Suderman compounds his failure by failing to attribute these beliefs to any actual people. I don’t know if it’s ignorance, laziness, or dishonesty. But something compels him to make this point absent any liberal people who espouse this idea. He hasn’t just failed to make a point here, he’s failed to make a point about nobody in particular. There are concentric spheres of intellectual laziness and rhetorical shallowness here, interconnected cogs, whirling away to produce nothing but noise. It may be that he recognizes no connection between people and ideas. His Newsweek is strong.
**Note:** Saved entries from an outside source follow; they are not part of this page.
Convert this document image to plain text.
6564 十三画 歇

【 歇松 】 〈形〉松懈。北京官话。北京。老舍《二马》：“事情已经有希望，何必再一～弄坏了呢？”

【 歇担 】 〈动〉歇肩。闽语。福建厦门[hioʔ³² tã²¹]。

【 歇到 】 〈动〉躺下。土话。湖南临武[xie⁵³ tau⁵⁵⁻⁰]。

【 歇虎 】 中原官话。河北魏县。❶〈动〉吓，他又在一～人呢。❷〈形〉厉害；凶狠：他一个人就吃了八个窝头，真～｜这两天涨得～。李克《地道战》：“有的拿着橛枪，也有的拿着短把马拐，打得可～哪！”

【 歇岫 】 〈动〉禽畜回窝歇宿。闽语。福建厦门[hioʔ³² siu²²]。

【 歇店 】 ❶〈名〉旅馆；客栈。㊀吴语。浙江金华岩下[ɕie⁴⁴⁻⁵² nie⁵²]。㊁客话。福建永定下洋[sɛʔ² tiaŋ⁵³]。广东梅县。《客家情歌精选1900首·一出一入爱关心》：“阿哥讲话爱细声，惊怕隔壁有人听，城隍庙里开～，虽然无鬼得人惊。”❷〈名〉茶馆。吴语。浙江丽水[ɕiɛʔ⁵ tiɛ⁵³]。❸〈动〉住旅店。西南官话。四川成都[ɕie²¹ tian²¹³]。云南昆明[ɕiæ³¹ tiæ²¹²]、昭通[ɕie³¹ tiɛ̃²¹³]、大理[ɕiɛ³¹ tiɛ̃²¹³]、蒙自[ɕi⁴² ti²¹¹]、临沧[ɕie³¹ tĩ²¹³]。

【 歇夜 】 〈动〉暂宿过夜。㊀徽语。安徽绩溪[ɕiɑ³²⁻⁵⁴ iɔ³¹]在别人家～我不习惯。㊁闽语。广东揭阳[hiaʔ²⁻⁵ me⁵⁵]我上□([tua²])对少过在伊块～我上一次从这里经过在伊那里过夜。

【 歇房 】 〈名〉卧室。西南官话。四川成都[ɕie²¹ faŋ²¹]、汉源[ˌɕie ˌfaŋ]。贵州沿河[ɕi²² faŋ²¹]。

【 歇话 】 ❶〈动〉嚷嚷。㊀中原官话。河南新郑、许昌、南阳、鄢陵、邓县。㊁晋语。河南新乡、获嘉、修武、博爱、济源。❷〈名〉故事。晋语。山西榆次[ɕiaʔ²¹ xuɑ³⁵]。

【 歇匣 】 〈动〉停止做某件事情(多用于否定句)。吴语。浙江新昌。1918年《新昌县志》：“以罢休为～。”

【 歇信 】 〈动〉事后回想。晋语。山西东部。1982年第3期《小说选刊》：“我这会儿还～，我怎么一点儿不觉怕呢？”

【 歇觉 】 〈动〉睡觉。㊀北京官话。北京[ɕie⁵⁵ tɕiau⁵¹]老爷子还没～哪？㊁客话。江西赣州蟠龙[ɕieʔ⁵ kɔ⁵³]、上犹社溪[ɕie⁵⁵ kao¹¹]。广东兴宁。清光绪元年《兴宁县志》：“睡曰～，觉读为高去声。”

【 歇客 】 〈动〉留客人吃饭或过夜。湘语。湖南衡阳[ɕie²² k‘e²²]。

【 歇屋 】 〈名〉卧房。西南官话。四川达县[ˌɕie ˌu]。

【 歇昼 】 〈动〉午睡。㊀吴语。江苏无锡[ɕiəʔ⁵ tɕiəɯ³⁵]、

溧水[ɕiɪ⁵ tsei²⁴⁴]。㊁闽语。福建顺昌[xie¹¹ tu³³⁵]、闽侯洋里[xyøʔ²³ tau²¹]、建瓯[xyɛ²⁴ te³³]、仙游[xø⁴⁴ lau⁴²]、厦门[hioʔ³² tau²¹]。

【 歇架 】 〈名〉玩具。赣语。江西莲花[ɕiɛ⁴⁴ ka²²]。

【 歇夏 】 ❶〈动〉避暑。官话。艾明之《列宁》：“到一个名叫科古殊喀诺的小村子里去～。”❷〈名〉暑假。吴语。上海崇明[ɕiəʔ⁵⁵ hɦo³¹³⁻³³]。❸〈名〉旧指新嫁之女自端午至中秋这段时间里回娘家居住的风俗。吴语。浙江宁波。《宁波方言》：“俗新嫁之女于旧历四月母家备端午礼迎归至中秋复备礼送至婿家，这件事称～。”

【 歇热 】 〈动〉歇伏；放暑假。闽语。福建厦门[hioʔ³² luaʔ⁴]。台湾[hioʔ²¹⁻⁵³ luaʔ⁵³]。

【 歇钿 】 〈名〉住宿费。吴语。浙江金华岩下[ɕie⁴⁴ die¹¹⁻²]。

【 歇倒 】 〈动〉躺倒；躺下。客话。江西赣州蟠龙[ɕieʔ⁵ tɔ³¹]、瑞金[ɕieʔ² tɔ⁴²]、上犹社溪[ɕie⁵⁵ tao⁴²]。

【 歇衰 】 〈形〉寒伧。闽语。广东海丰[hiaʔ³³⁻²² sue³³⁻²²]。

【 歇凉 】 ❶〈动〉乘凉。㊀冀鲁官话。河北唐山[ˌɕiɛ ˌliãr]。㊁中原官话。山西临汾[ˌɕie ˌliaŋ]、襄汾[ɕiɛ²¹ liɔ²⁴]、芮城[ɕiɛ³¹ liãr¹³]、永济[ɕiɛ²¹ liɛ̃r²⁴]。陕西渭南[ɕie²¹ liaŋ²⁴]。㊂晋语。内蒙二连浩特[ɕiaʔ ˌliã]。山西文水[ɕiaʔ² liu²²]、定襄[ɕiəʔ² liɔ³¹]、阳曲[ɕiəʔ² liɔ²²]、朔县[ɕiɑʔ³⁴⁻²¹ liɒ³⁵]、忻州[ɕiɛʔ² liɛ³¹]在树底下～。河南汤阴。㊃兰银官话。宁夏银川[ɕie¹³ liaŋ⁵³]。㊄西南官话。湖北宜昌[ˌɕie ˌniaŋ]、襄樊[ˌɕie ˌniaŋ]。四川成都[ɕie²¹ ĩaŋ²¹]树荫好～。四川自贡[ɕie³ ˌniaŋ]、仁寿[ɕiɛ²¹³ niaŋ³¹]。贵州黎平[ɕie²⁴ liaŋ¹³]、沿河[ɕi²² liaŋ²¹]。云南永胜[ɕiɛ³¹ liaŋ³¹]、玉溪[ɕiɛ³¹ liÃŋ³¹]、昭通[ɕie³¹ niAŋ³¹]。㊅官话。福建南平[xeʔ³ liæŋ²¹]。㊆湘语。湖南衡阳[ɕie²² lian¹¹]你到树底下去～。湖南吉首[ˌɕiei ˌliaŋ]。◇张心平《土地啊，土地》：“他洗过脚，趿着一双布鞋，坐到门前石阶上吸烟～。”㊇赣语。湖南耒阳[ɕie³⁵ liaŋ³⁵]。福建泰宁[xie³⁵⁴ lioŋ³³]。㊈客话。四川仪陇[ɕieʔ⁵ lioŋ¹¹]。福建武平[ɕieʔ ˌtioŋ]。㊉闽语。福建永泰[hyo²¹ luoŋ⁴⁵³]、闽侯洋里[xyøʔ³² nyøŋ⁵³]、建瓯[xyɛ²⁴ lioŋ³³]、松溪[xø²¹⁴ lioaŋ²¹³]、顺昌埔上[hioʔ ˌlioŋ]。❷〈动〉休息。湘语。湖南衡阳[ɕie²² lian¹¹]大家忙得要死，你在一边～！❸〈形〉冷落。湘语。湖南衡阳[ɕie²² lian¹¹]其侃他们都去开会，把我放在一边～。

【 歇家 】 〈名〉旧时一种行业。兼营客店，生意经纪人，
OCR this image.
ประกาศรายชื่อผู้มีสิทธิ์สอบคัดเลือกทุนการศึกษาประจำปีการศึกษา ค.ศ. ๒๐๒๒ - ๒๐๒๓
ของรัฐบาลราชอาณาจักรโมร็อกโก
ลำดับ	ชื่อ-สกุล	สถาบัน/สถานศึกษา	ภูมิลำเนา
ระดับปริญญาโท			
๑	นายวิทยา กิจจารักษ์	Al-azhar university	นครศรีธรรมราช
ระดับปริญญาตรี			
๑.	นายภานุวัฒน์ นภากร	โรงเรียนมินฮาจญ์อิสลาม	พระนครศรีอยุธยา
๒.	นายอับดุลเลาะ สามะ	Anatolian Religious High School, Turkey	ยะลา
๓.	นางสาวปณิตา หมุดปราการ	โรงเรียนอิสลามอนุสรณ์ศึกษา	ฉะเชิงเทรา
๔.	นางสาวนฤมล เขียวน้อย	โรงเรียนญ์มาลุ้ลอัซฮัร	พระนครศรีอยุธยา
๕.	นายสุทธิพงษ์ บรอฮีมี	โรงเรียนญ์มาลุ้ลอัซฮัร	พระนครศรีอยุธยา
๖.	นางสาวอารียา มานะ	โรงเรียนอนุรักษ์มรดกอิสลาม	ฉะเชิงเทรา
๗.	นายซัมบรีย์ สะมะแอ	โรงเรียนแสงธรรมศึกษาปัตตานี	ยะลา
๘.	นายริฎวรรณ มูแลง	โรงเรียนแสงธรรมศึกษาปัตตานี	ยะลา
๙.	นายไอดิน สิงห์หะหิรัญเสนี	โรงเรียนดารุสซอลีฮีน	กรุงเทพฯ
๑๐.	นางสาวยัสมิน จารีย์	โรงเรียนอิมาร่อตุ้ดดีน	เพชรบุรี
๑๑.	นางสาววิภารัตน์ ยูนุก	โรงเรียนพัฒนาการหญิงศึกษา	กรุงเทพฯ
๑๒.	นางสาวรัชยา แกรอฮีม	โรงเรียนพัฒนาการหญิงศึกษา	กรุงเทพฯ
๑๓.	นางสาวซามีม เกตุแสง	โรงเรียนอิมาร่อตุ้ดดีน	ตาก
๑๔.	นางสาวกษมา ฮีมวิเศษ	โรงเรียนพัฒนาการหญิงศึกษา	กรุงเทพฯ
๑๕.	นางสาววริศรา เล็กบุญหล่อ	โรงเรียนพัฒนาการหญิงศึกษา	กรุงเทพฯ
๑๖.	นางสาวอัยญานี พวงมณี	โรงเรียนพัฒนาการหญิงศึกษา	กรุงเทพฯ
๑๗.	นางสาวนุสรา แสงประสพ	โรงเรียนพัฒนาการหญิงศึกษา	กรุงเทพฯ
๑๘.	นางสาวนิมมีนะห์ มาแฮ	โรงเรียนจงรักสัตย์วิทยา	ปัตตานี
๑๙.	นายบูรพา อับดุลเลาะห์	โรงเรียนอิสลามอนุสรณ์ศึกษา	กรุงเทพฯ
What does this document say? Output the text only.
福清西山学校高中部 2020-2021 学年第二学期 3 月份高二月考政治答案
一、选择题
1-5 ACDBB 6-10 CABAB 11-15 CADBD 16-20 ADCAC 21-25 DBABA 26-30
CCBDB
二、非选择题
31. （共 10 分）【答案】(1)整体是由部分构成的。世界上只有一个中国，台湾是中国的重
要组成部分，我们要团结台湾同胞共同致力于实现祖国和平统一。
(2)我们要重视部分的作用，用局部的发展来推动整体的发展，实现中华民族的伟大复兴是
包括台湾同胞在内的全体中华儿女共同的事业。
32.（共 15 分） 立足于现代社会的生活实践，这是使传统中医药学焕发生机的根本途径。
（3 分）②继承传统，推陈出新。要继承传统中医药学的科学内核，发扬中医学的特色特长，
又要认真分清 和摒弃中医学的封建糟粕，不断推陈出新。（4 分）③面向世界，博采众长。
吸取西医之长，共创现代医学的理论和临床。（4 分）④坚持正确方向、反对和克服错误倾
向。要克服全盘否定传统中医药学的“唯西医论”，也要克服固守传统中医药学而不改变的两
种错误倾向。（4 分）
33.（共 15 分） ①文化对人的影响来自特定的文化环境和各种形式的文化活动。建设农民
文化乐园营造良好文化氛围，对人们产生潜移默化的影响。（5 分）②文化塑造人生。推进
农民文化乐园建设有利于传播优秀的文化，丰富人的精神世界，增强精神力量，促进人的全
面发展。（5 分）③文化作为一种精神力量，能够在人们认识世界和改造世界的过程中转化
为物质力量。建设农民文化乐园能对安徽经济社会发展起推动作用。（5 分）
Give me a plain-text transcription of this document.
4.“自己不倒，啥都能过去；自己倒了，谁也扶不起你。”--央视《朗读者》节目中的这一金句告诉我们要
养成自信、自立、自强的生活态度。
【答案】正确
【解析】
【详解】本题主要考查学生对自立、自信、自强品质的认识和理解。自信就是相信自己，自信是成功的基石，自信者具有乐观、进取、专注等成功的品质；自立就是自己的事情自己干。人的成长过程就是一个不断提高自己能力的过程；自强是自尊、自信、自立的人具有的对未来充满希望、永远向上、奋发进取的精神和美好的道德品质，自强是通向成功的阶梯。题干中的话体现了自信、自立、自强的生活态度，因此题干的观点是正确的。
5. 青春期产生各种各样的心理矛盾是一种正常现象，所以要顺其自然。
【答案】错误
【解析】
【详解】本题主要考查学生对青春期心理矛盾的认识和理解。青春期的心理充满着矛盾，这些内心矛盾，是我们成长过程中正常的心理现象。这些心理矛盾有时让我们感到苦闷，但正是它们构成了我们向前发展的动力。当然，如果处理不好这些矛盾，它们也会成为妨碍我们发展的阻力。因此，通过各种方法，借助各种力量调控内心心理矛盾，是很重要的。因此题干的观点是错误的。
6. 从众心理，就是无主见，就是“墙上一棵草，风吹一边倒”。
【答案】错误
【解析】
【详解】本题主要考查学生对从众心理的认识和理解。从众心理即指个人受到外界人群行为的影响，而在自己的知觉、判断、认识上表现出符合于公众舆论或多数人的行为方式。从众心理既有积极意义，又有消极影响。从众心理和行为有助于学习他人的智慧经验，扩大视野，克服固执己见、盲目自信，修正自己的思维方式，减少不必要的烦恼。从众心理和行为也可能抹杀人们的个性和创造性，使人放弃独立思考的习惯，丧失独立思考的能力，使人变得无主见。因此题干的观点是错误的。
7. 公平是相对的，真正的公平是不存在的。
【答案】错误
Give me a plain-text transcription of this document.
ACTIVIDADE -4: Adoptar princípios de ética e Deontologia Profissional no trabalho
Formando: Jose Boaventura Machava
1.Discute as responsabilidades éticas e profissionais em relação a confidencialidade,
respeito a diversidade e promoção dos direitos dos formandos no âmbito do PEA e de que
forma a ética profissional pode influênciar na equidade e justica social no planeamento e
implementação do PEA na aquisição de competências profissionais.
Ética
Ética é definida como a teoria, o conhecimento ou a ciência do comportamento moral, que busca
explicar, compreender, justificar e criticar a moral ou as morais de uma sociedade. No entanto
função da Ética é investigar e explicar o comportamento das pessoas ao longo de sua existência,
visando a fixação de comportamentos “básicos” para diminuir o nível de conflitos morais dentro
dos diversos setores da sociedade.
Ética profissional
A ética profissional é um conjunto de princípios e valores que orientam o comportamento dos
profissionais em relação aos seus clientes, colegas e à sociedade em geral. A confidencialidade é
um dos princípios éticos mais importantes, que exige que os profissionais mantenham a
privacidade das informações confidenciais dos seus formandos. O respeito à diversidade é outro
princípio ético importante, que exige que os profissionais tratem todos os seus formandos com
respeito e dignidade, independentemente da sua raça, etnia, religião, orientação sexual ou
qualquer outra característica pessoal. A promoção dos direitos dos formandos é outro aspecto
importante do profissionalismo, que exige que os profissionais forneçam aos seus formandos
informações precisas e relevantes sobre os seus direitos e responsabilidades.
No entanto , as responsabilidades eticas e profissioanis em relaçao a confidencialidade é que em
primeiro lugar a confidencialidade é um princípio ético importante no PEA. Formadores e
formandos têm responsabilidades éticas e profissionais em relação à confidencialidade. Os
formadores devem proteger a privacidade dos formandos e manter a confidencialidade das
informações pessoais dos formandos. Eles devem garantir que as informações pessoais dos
Ostensibly, none of this is even related to the article, which is about how the GOP needs to start being more constructive (and less GOP, I guess), and embrace the many-splendored Ryan Roadmap. Skip to the bottom of the article, though, and you see Suderman is on loan or something from Reason Magazine. If you have an embarrassing knowledge of the libertarian intelligentsia, you will realize that the whole thing is a sad gambit.

The libertarians have been trying for some time to shift the Republican Party into a culturally, morally, religiously null entity, a sort of soulless big business-supporting tax-cutting machine without all the spangles and glitter of hating gay people and bombing brown people and so on. Part of that means rejecting the "deep attachment" retirees and old people voters have to the social security "entitlement" they fucking paid for.

I guess Suderman et al figured no one would notice this editorial slant in the hollow, echoing void of Newsweek. I was personally disappointed to learn that Newsweek is no longer even a primary source of honest emptiness. It’s like learning that a co-worker who constantly tells you mundane, meaningless stories was actually just stealing from another, equally boring co-worker, who read them in a creepy book about how to win friends and influence people. It’s still all nonsense and fluff, but now it’s dirty fluff. It’s like learning that crickets chirp in bad faith.